What a great issue! We readers haven’t gotten to spend enough time at Horizon Labs, largely because Spider-Man’s extracurricular activities with the Avengers and Fantastic Four have gotten in the way. And this issue shows what we’ve been missing. It contains the shiny fun of Big Science, like doors into the future, but with the human element that keeps the story grounded, namely Spider-Man struggling to help regular New Yorkers bedeviled by quotidian troubles like muggings or childbirth. This story shows why Slott is such a good writer, especially for this title: he can spin a yarn that leaves you eager to turn the page, while also hitting the beats on the character we love to have hit: his sense of responsibility, his decency, and his bad luck.

Along these lines, this issue also shows how wonderful Slott is at deploying continuity. He uses it to enhance scenes that would work even in its absence. Peter could have run into any old friend on the street at the Seaport. Obvious choices would be members of the supporting cast that Peter doesn’t see often, like Randy Robertson, Norah Winters, or Glory Grant. But using Bambi Modica is a delightful tip of the cap to long-time readers. If you’re not a long-time reader, though, it’s fine. For this scene, all you would see is what you need to see, namely that Peter has reconnected with an old friend. Similarly the encounter with Facade works even if you don’t know who he is, because he’s obviously an old, lame supervillain whose personal drama Spidey can’t be bothered to get involved in. If you know the history, though, you get the joke, and it’s a funny one. But even if you don’t recognize that a joke is being told here, the story still works.

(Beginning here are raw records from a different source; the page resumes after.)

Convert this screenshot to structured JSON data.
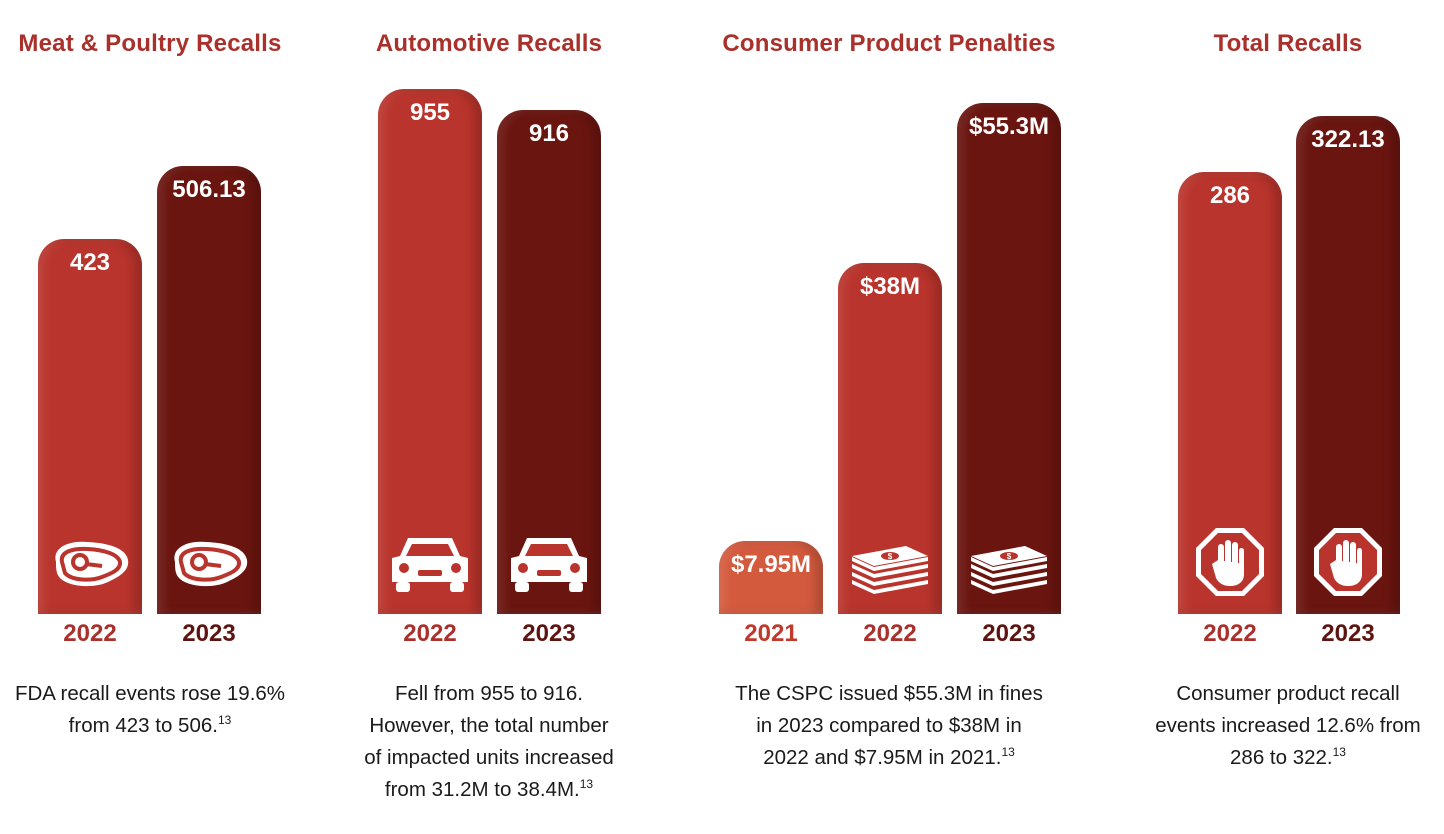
{
  "colors": {
    "title": "#a9302b",
    "bar_dark": "#6b1510",
    "bar_red": "#b9342c",
    "bar_orange": "#d45a3e"
  },
  "chart_data": [
    {
      "type": "bar",
      "title": "Meat & Poultry Recalls",
      "categories": [
        "2022",
        "2023"
      ],
      "values": [
        423,
        506.13
      ],
      "value_labels": [
        "423",
        "506.13"
      ],
      "bar_colors": [
        "#b9342c",
        "#6b1510"
      ],
      "label_colors": [
        "#a9302b",
        "#5e1410"
      ],
      "icon": "steak-icon",
      "caption": {
        "lines": [
          "FDA recall events rose 19.6%",
          "from 423 to 506."
        ],
        "footnote": "13"
      }
    },
    {
      "type": "bar",
      "title": "Automotive Recalls",
      "categories": [
        "2022",
        "2023"
      ],
      "values": [
        955,
        916
      ],
      "value_labels": [
        "955",
        "916"
      ],
      "bar_colors": [
        "#b9342c",
        "#6b1510"
      ],
      "label_colors": [
        "#a9302b",
        "#5e1410"
      ],
      "icon": "car-icon",
      "caption": {
        "lines": [
          "Fell from 955 to 916.",
          "However, the total number",
          "of impacted units increased",
          "from 31.2M to 38.4M."
        ],
        "footnote": "13"
      }
    },
    {
      "type": "bar",
      "title": "Consumer Product Penalties",
      "categories": [
        "2021",
        "2022",
        "2023"
      ],
      "values": [
        7.95,
        38,
        55.3
      ],
      "value_labels": [
        "$7.95M",
        "$38M",
        "$55.3M"
      ],
      "bar_colors": [
        "#d45a3e",
        "#b9342c",
        "#6b1510"
      ],
      "label_colors": [
        "#c0392b",
        "#a9302b",
        "#5e1410"
      ],
      "icon": "money-stack-icon",
      "icon_bars": [
        false,
        true,
        true
      ],
      "caption": {
        "lines": [
          "The CSPC issued $55.3M in fines",
          "in 2023 compared to $38M in",
          "2022 and $7.95M in 2021."
        ],
        "footnote": "13"
      }
    },
    {
      "type": "bar",
      "title": "Total Recalls",
      "categories": [
        "2022",
        "2023"
      ],
      "values": [
        286,
        322.13
      ],
      "value_labels": [
        "286",
        "322.13"
      ],
      "bar_colors": [
        "#b9342c",
        "#6b1510"
      ],
      "label_colors": [
        "#a9302b",
        "#5e1410"
      ],
      "icon": "stop-hand-icon",
      "caption": {
        "lines": [
          "Consumer product recall",
          "events increased 12.6% from",
          "286 to 322."
        ],
        "footnote": "13"
      }
    }
  ]
}
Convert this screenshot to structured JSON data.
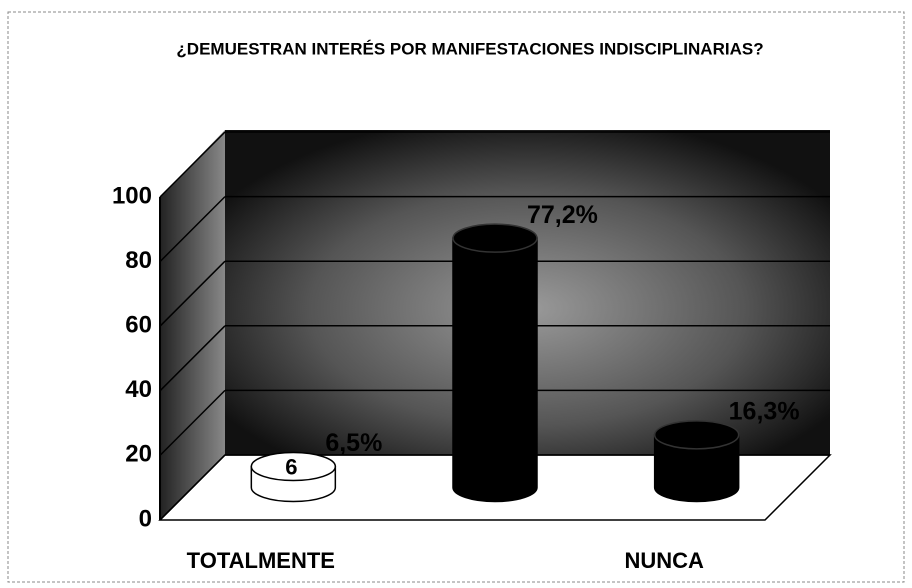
{
  "chart_data": {
    "type": "bar3d",
    "title": "¿DEMUESTRAN INTERÉS POR MANIFESTACIONES INDISCIPLINARIAS?",
    "categories": [
      "TOTALMENTE",
      null,
      "NUNCA"
    ],
    "values": [
      6.5,
      77.2,
      16.3
    ],
    "value_labels": [
      "6,5%",
      "77,2%",
      "16,3%"
    ],
    "colors": [
      "#ffffff",
      "#000000",
      "#000000"
    ],
    "annotation": "6",
    "ylim": [
      0,
      100
    ],
    "yticks": [
      0,
      20,
      40,
      60,
      80,
      100
    ],
    "grid": true
  }
}
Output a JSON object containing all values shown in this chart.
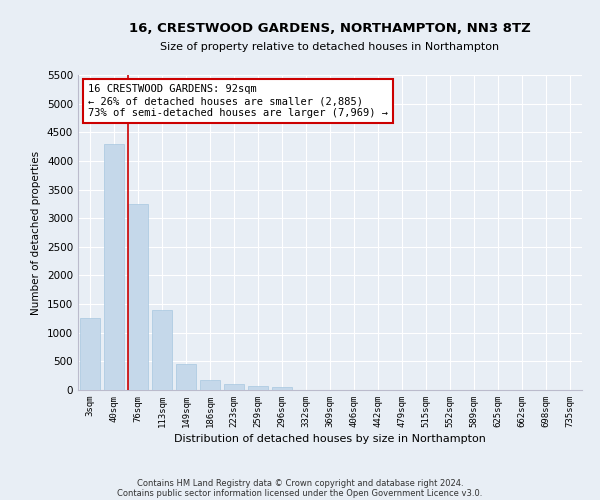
{
  "title": "16, CRESTWOOD GARDENS, NORTHAMPTON, NN3 8TZ",
  "subtitle": "Size of property relative to detached houses in Northampton",
  "xlabel": "Distribution of detached houses by size in Northampton",
  "ylabel": "Number of detached properties",
  "bar_color": "#c5d8ea",
  "bar_edge_color": "#a8c8e0",
  "background_color": "#e8eef5",
  "grid_color": "#ffffff",
  "fig_background": "#e8eef5",
  "categories": [
    "3sqm",
    "40sqm",
    "76sqm",
    "113sqm",
    "149sqm",
    "186sqm",
    "223sqm",
    "259sqm",
    "296sqm",
    "332sqm",
    "369sqm",
    "406sqm",
    "442sqm",
    "479sqm",
    "515sqm",
    "552sqm",
    "589sqm",
    "625sqm",
    "662sqm",
    "698sqm",
    "735sqm"
  ],
  "values": [
    1250,
    4300,
    3250,
    1400,
    450,
    175,
    100,
    75,
    55,
    0,
    0,
    0,
    0,
    0,
    0,
    0,
    0,
    0,
    0,
    0,
    0
  ],
  "ylim": [
    0,
    5500
  ],
  "yticks": [
    0,
    500,
    1000,
    1500,
    2000,
    2500,
    3000,
    3500,
    4000,
    4500,
    5000,
    5500
  ],
  "vline_x_index": 2.0,
  "annotation_text": "16 CRESTWOOD GARDENS: 92sqm\n← 26% of detached houses are smaller (2,885)\n73% of semi-detached houses are larger (7,969) →",
  "annotation_box_color": "#ffffff",
  "annotation_border_color": "#cc0000",
  "vline_color": "#cc0000",
  "footer_line1": "Contains HM Land Registry data © Crown copyright and database right 2024.",
  "footer_line2": "Contains public sector information licensed under the Open Government Licence v3.0."
}
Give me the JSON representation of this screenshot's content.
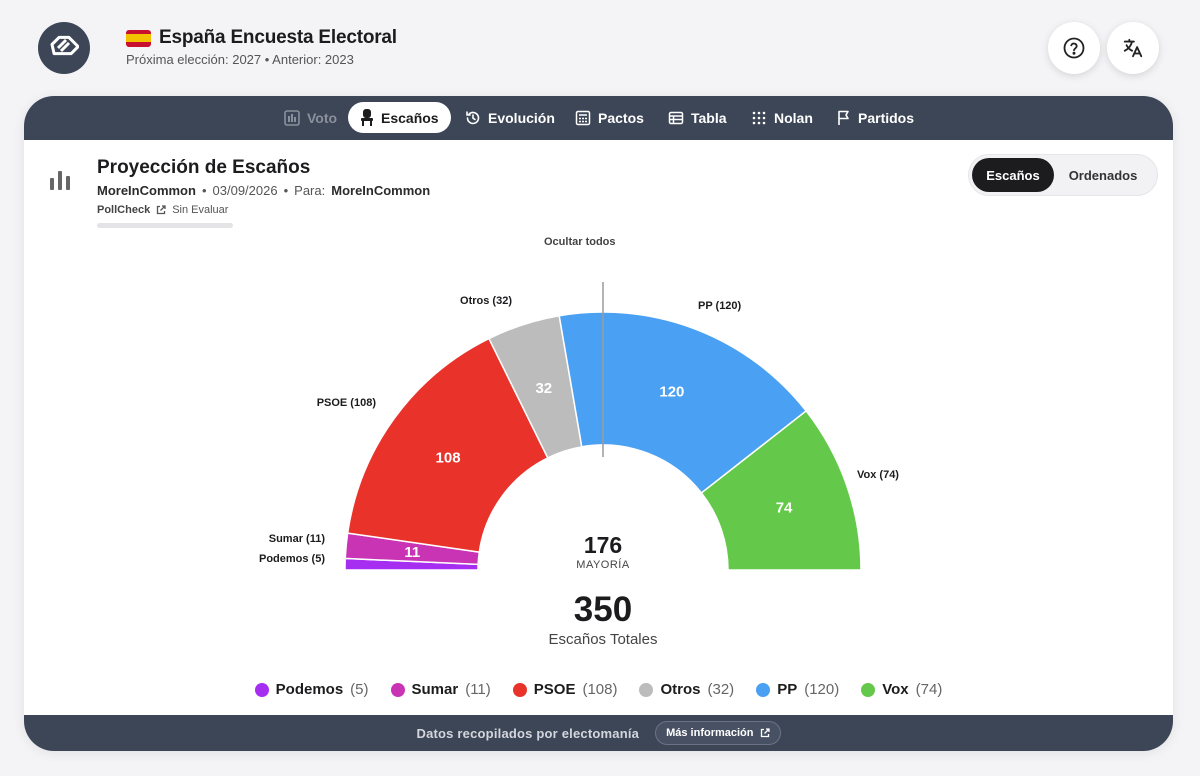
{
  "app": {
    "title": "España Encuesta Electoral",
    "subtitle": "Próxima elección: 2027 • Anterior: 2023",
    "logo_icon": "ballot-logo-icon",
    "help_icon": "help-circle-icon",
    "translate_icon": "translate-icon"
  },
  "tabs": [
    {
      "label": "Voto",
      "icon": "bar-chart-icon",
      "state": "disabled"
    },
    {
      "label": "Escaños",
      "icon": "seat-icon",
      "state": "active"
    },
    {
      "label": "Evolución",
      "icon": "history-icon",
      "state": "normal"
    },
    {
      "label": "Pactos",
      "icon": "calculator-icon",
      "state": "normal"
    },
    {
      "label": "Tabla",
      "icon": "table-icon",
      "state": "normal"
    },
    {
      "label": "Nolan",
      "icon": "grid-dots-icon",
      "state": "normal"
    },
    {
      "label": "Partidos",
      "icon": "flag-icon",
      "state": "normal"
    }
  ],
  "panel": {
    "title": "Proyección de Escaños",
    "pollster": "MoreInCommon",
    "date": "03/09/2026",
    "para_label": "Para:",
    "para_value": "MoreInCommon",
    "pollcheck_label": "PollCheck",
    "pollcheck_status": "Sin Evaluar",
    "toggle": {
      "active": "Escaños",
      "other": "Ordenados"
    },
    "hide_all": "Ocultar todos"
  },
  "chart_data": {
    "type": "pie",
    "subtype": "parliament-hemicycle",
    "slices": [
      {
        "name": "Podemos",
        "value": 5,
        "label": "Podemos (5)",
        "color": "#a62ef0"
      },
      {
        "name": "Sumar",
        "value": 11,
        "label": "Sumar (11)",
        "color": "#c934b4"
      },
      {
        "name": "PSOE",
        "value": 108,
        "label": "PSOE (108)",
        "color": "#e8322a"
      },
      {
        "name": "Otros",
        "value": 32,
        "label": "Otros (32)",
        "color": "#bcbcbc"
      },
      {
        "name": "PP",
        "value": 120,
        "label": "PP (120)",
        "color": "#4aa0f2"
      },
      {
        "name": "Vox",
        "value": 74,
        "label": "Vox (74)",
        "color": "#64c94a"
      }
    ],
    "total": 350,
    "total_label": "Escaños Totales",
    "majority": 176,
    "majority_label": "MAYORÍA",
    "legend_position": "bottom"
  },
  "footer": {
    "text": "Datos recopilados por electomanía",
    "button": "Más información"
  }
}
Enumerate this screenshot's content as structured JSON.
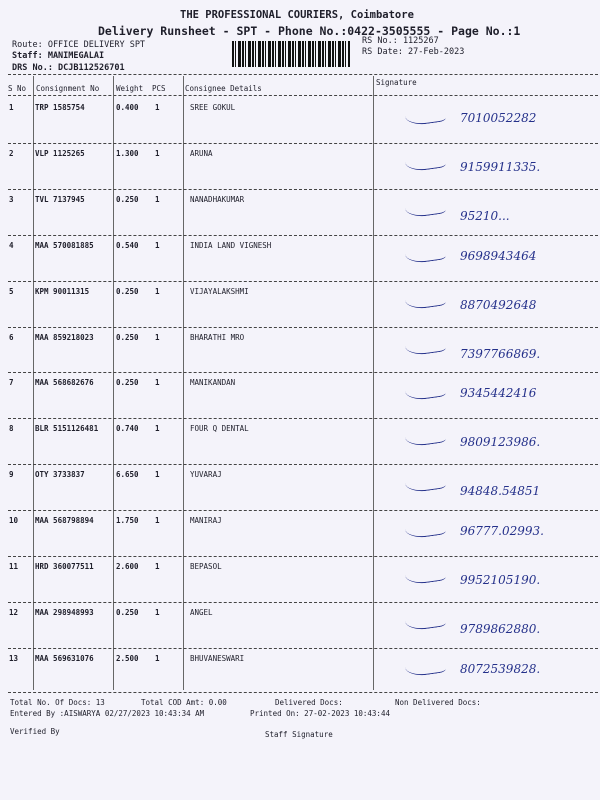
{
  "header": {
    "title": "THE PROFESSIONAL COURIERS, Coimbatore",
    "subtitle": "Delivery Runsheet - SPT - Phone No.:0422-3505555 - Page No.:1",
    "route": "Route: OFFICE DELIVERY SPT",
    "staff": "Staff: MANIMEGALAI",
    "drs": "DRS No.: DCJB112526701",
    "rs_no": "RS No.: 1125267",
    "rs_date": "RS Date: 27-Feb-2023"
  },
  "table": {
    "columns": [
      "S No",
      "Consignment No",
      "Weight",
      "PCS",
      "Consignee Details",
      "Signature"
    ],
    "rows": [
      {
        "sno": "1",
        "cn": "TRP 1585754",
        "weight": "0.400",
        "pcs": "1",
        "consignee": "SREE GOKUL",
        "phone": "7010052282"
      },
      {
        "sno": "2",
        "cn": "VLP 1125265",
        "weight": "1.300",
        "pcs": "1",
        "consignee": "ARUNA",
        "phone": "9159911335."
      },
      {
        "sno": "3",
        "cn": "TVL 7137945",
        "weight": "0.250",
        "pcs": "1",
        "consignee": "NANADHAKUMAR",
        "phone": "95210..."
      },
      {
        "sno": "4",
        "cn": "MAA 570081885",
        "weight": "0.540",
        "pcs": "1",
        "consignee": "INDIA LAND VIGNESH",
        "phone": "9698943464"
      },
      {
        "sno": "5",
        "cn": "KPM 90011315",
        "weight": "0.250",
        "pcs": "1",
        "consignee": "VIJAYALAKSHMI",
        "phone": "8870492648"
      },
      {
        "sno": "6",
        "cn": "MAA 859218023",
        "weight": "0.250",
        "pcs": "1",
        "consignee": "BHARATHI MRO",
        "phone": "7397766869."
      },
      {
        "sno": "7",
        "cn": "MAA 568682676",
        "weight": "0.250",
        "pcs": "1",
        "consignee": "MANIKANDAN",
        "phone": "9345442416"
      },
      {
        "sno": "8",
        "cn": "BLR 5151126481",
        "weight": "0.740",
        "pcs": "1",
        "consignee": "FOUR Q DENTAL",
        "phone": "9809123986."
      },
      {
        "sno": "9",
        "cn": "OTY 3733837",
        "weight": "6.650",
        "pcs": "1",
        "consignee": "YUVARAJ",
        "phone": "94848.54851"
      },
      {
        "sno": "10",
        "cn": "MAA 568798894",
        "weight": "1.750",
        "pcs": "1",
        "consignee": "MANIRAJ",
        "phone": "96777.02993."
      },
      {
        "sno": "11",
        "cn": "HRD 360077511",
        "weight": "2.600",
        "pcs": "1",
        "consignee": "BEPASOL",
        "phone": "9952105190."
      },
      {
        "sno": "12",
        "cn": "MAA 298948993",
        "weight": "0.250",
        "pcs": "1",
        "consignee": "ANGEL",
        "phone": "9789862880."
      },
      {
        "sno": "13",
        "cn": "MAA 569631076",
        "weight": "2.500",
        "pcs": "1",
        "consignee": "BHUVANESWARI",
        "phone": "8072539828."
      }
    ]
  },
  "footer": {
    "total_docs": "Total No. Of Docs:  13",
    "total_cod": "Total COD Amt:    0.00",
    "delivered": "Delivered Docs:",
    "non_delivered": "Non Delivered Docs:",
    "entered_by": "Entered By :AISWARYA 02/27/2023 10:43:34 AM",
    "printed_on": "Printed On: 27-02-2023 10:43:44",
    "verified_by": "Verified By",
    "staff_signature": "Staff Signature"
  }
}
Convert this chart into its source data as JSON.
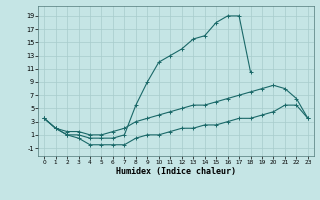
{
  "xlabel": "Humidex (Indice chaleur)",
  "bg_color": "#c5e5e5",
  "line_color": "#1a6868",
  "grid_color": "#a8cccc",
  "xlim": [
    -0.5,
    23.5
  ],
  "ylim": [
    -2.2,
    20.5
  ],
  "xticks": [
    0,
    1,
    2,
    3,
    4,
    5,
    6,
    7,
    8,
    9,
    10,
    11,
    12,
    13,
    14,
    15,
    16,
    17,
    18,
    19,
    20,
    21,
    22,
    23
  ],
  "yticks": [
    -1,
    1,
    3,
    5,
    7,
    9,
    11,
    13,
    15,
    17,
    19
  ],
  "line_top_x": [
    0,
    1,
    2,
    3,
    4,
    5,
    6,
    7,
    8,
    9,
    10,
    11,
    12,
    13,
    14,
    15,
    16,
    17,
    18
  ],
  "line_top_y": [
    3.5,
    2.0,
    1.0,
    1.0,
    0.5,
    0.5,
    0.5,
    1.0,
    5.5,
    9.0,
    12.0,
    13.0,
    14.0,
    15.5,
    16.0,
    18.0,
    19.0,
    19.0,
    10.5
  ],
  "line_mid_x": [
    0,
    1,
    2,
    3,
    4,
    5,
    6,
    7,
    8,
    9,
    10,
    11,
    12,
    13,
    14,
    15,
    16,
    17,
    18,
    19,
    20,
    21,
    22,
    23
  ],
  "line_mid_y": [
    3.5,
    2.0,
    1.5,
    1.5,
    1.0,
    1.0,
    1.5,
    2.0,
    3.0,
    3.5,
    4.0,
    4.5,
    5.0,
    5.5,
    5.5,
    6.0,
    6.5,
    7.0,
    7.5,
    8.0,
    8.5,
    8.0,
    6.5,
    3.5
  ],
  "line_bot_x": [
    0,
    1,
    2,
    3,
    4,
    5,
    6,
    7,
    8,
    9,
    10,
    11,
    12,
    13,
    14,
    15,
    16,
    17,
    18,
    19,
    20,
    21,
    22,
    23
  ],
  "line_bot_y": [
    3.5,
    2.0,
    1.0,
    0.5,
    -0.5,
    -0.5,
    -0.5,
    -0.5,
    0.5,
    1.0,
    1.0,
    1.5,
    2.0,
    2.0,
    2.5,
    2.5,
    3.0,
    3.5,
    3.5,
    4.0,
    4.5,
    5.5,
    5.5,
    3.5
  ]
}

On the other side of the ledger, this issue also demonstrates the burden of continuity that Amazing Spider-Man has to bear now. Slott, as observed, is a good writer, and that means, in any situation, he has to answer the question of why, when faced with a serious challenge, Spider-Man doesn’t rely on his superhero buddies for help. Two pages of the story are spent on this, with Madame Web explaining just why it is that the Avengers and Fantastic Four are off-limits. Forty years ago, that wouldn’t have been necessary: readers would understand that Spidey is a lone wolf, and only relies on other superheroes when absolutely necessary. And even if he does need them, one thought balloon - “the FF are off world right now!” would suffice. But these days, with Spider-Man as a member of all of these teams, that old explanation won’t cut it any more. And so every solo adventure in Amazing Spider-Man needs to be positioned as Spidey’s affair alone.

It works here, but it’s going to become more and more contrived in future, I think. Ah well; with Bendis leaving the Avengers titles, perhaps Spidey (and Daredevil, for that matter) can get back to being solo artists before too long.

Overall Rating

A great work by Slott and Ramos, with lots of wonderful bits and no missteps. I hold back a fifth web only because I want to save those for truly landmark achievements, like ASM #648. This issue is just a solid double, not a home run... but of course, if you hit solid doubles regularly, as Slott does, that typically makes you the best player on your team.


I hope that Slott isn’t just using Bambi as a one-off cameo. She flirted with him in the past, and he’s single now. Why not bring her back into the book as a possible love interest? I’d be interested in seeing how that developed.

And in the same vein, as funny as the Facade cameo was, let me remind the world that Lance Bannon was a friend of mine, and Facade killed him. I know I’m in the minority on this - especially among staffers - but I want to see justice done. Facade must be captured, tried, and punished for his crime!